Consumers Spooked By Debt, Foreclosures

A Center for American Progress report finds that as the housing crisis is getting worse with third quarter of 2007 featuring "the highest foreclosure rate on record - 0.8% of all mortgages foreclosed - after six consecutive quarters of rising foreclosure rates," American consumers continue to add on already record amounts of debt and have less disposable income than ever before.

According to "Debt is Haunting the American Consumer and Harming the Economy," by CAP senior fellow Christian E. Weller and CAP special assistant for economic policy, Amanda Logan, in the third quarter of 2007, total debt stood at 133% of disposable income, the highest in the country's history. In addition to personal debt, bankruptcies in general "are rising alarmingly" as "in less than two years the bankruptcy rate grew by 85.2%, with 2.8 bankruptcy cases per 1,000 people in the third quarter of 2007."

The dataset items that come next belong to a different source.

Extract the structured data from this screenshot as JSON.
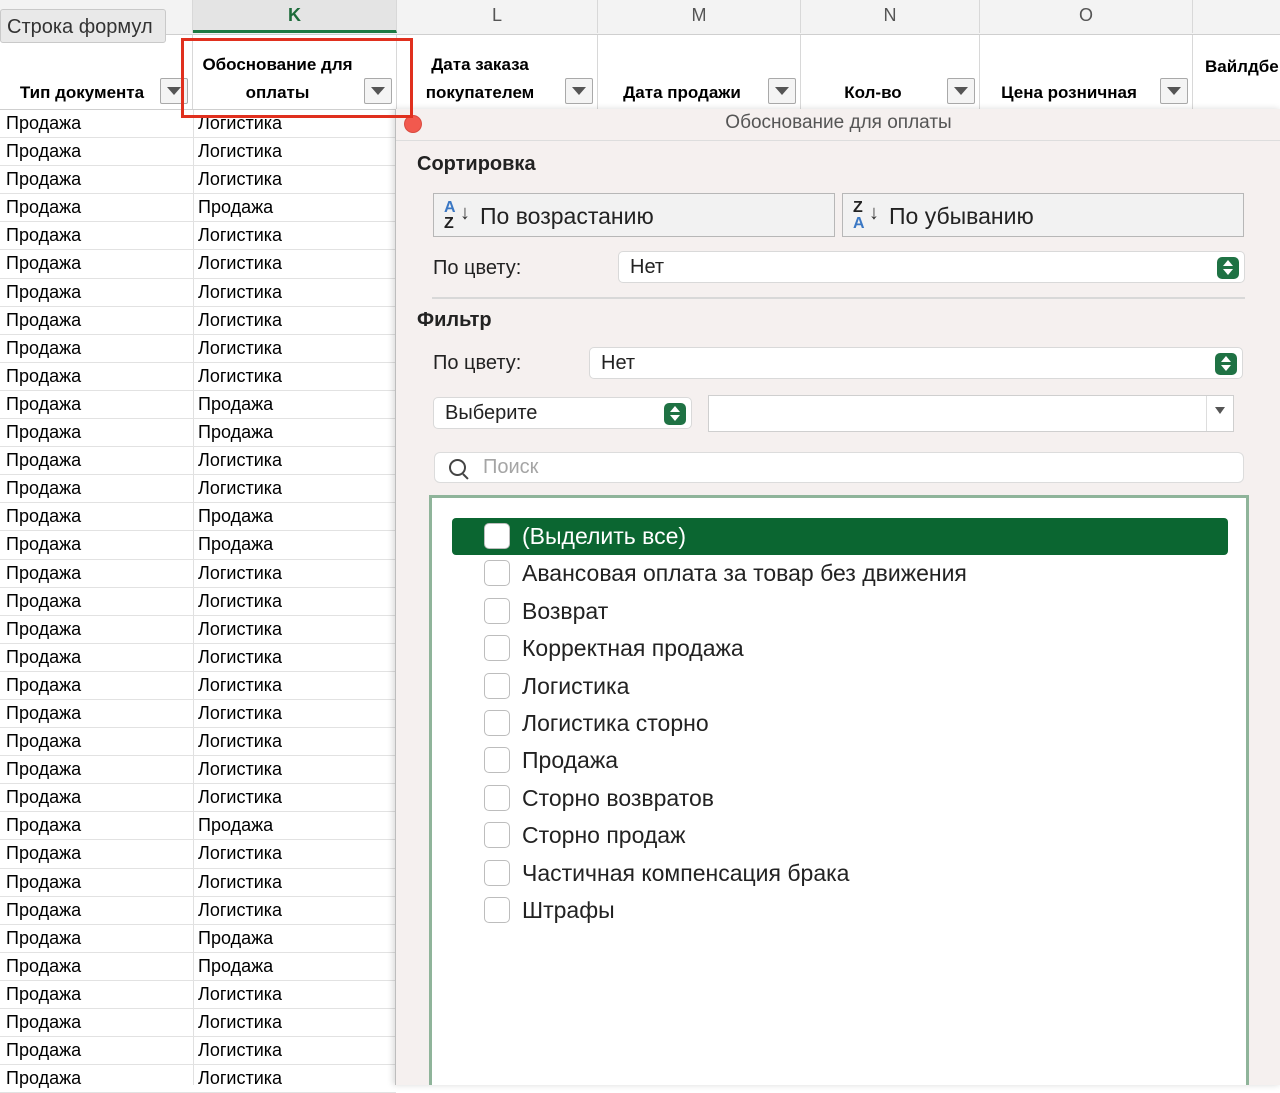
{
  "tooltip": "Строка формул",
  "columns": [
    "K",
    "L",
    "M",
    "N",
    "O"
  ],
  "headers": {
    "doc_type": "Тип документа",
    "basis_line1": "Обоснование для",
    "basis_line2": "оплаты",
    "order_date_line1": "Дата заказа",
    "order_date_line2": "покупателем",
    "sale_date": "Дата продажи",
    "qty": "Кол-во",
    "retail_price": "Цена розничная",
    "next_partial": "Вайлдбе"
  },
  "rows": [
    [
      "Продажа",
      "Логистика"
    ],
    [
      "Продажа",
      "Логистика"
    ],
    [
      "Продажа",
      "Логистика"
    ],
    [
      "Продажа",
      "Продажа"
    ],
    [
      "Продажа",
      "Логистика"
    ],
    [
      "Продажа",
      "Логистика"
    ],
    [
      "Продажа",
      "Логистика"
    ],
    [
      "Продажа",
      "Логистика"
    ],
    [
      "Продажа",
      "Логистика"
    ],
    [
      "Продажа",
      "Логистика"
    ],
    [
      "Продажа",
      "Продажа"
    ],
    [
      "Продажа",
      "Продажа"
    ],
    [
      "Продажа",
      "Логистика"
    ],
    [
      "Продажа",
      "Логистика"
    ],
    [
      "Продажа",
      "Продажа"
    ],
    [
      "Продажа",
      "Продажа"
    ],
    [
      "Продажа",
      "Логистика"
    ],
    [
      "Продажа",
      "Логистика"
    ],
    [
      "Продажа",
      "Логистика"
    ],
    [
      "Продажа",
      "Логистика"
    ],
    [
      "Продажа",
      "Логистика"
    ],
    [
      "Продажа",
      "Логистика"
    ],
    [
      "Продажа",
      "Логистика"
    ],
    [
      "Продажа",
      "Логистика"
    ],
    [
      "Продажа",
      "Логистика"
    ],
    [
      "Продажа",
      "Продажа"
    ],
    [
      "Продажа",
      "Логистика"
    ],
    [
      "Продажа",
      "Логистика"
    ],
    [
      "Продажа",
      "Логистика"
    ],
    [
      "Продажа",
      "Продажа"
    ],
    [
      "Продажа",
      "Продажа"
    ],
    [
      "Продажа",
      "Логистика"
    ],
    [
      "Продажа",
      "Логистика"
    ],
    [
      "Продажа",
      "Логистика"
    ],
    [
      "Продажа",
      "Логистика"
    ]
  ],
  "filter_popup": {
    "title": "Обоснование для оплаты",
    "sort_heading": "Сортировка",
    "sort_asc": "По возрастанию",
    "sort_desc": "По убыванию",
    "icon_a": "A",
    "icon_z": "Z",
    "icon_arrow": "↓",
    "sort_by_color_label": "По цвету:",
    "sort_by_color_value": "Нет",
    "filter_heading": "Фильтр",
    "filter_by_color_label": "По цвету:",
    "filter_by_color_value": "Нет",
    "choose_value": "Выберите",
    "search_placeholder": "Поиск",
    "items": [
      "(Выделить все)",
      "Авансовая оплата за товар без движения",
      "Возврат",
      "Корректная продажа",
      "Логистика",
      "Логистика сторно",
      "Продажа",
      "Сторно возвратов",
      "Сторно продаж",
      "Частичная компенсация брака",
      "Штрафы"
    ]
  },
  "colors": {
    "accent_green": "#0b6631",
    "highlight_red": "#e0301e"
  }
}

At the same time, income growth and real wage growth is slowing. The report found that in October 2007, income growth (adjusted for inflation) was 3% higher than in 2006, down from 4% year-on-year growth in September and 4.6% year-on-year growth in August. Also, between October 2007 and October 2005 real wage growth fell by 51%, which explains why Americans are spending less as shown by census data, which indicate "a deceleration in the retail sales growth over the past several years."

The report notes that with slow income growth, "which will likely" occur in a slowing economy, consumer debt will further increase. "And with less access to home-equity loans or other lines of credit, the implications are dire" as shown by data on income growth, family indebtedness, consumer spending and bankruptcy filings.

The report concludes: "In an economy experiencing as much turmoil as the U.S. economy is today," in the near term consumers are left with only two choices, "pay their bills or default." It notes that many families have already accumulated the highest debt possible so "measures of financial distress are soaring." The aforementioned fact that in the third quarter of 2007 0.8% of all mortgages entered into foreclosure, "also marks the first time that the foreclosure rate has increased for six consecutive quarters" and it is by far the largest year-over-year increase in the foreclosure rate, and in addition, at 1.6%, the share of all mortgages in foreclosure in the third quarter marked another record. It came after six quarters of increasing foreclosures as a share of all mortgages and the largest year-over-year jump in the foreclosure share, the report found, a 0.6% increase from 1.1% of total mortgages in the third quarter of 2006 to 1.7% in the fourth quarter of 2007.

Meanwhile, after the national bankruptcy rate "fell precipitously following the enactment of new bankruptcy legislation at the end of 2005," the ratio of bankruptcies to the total population has continued to increase.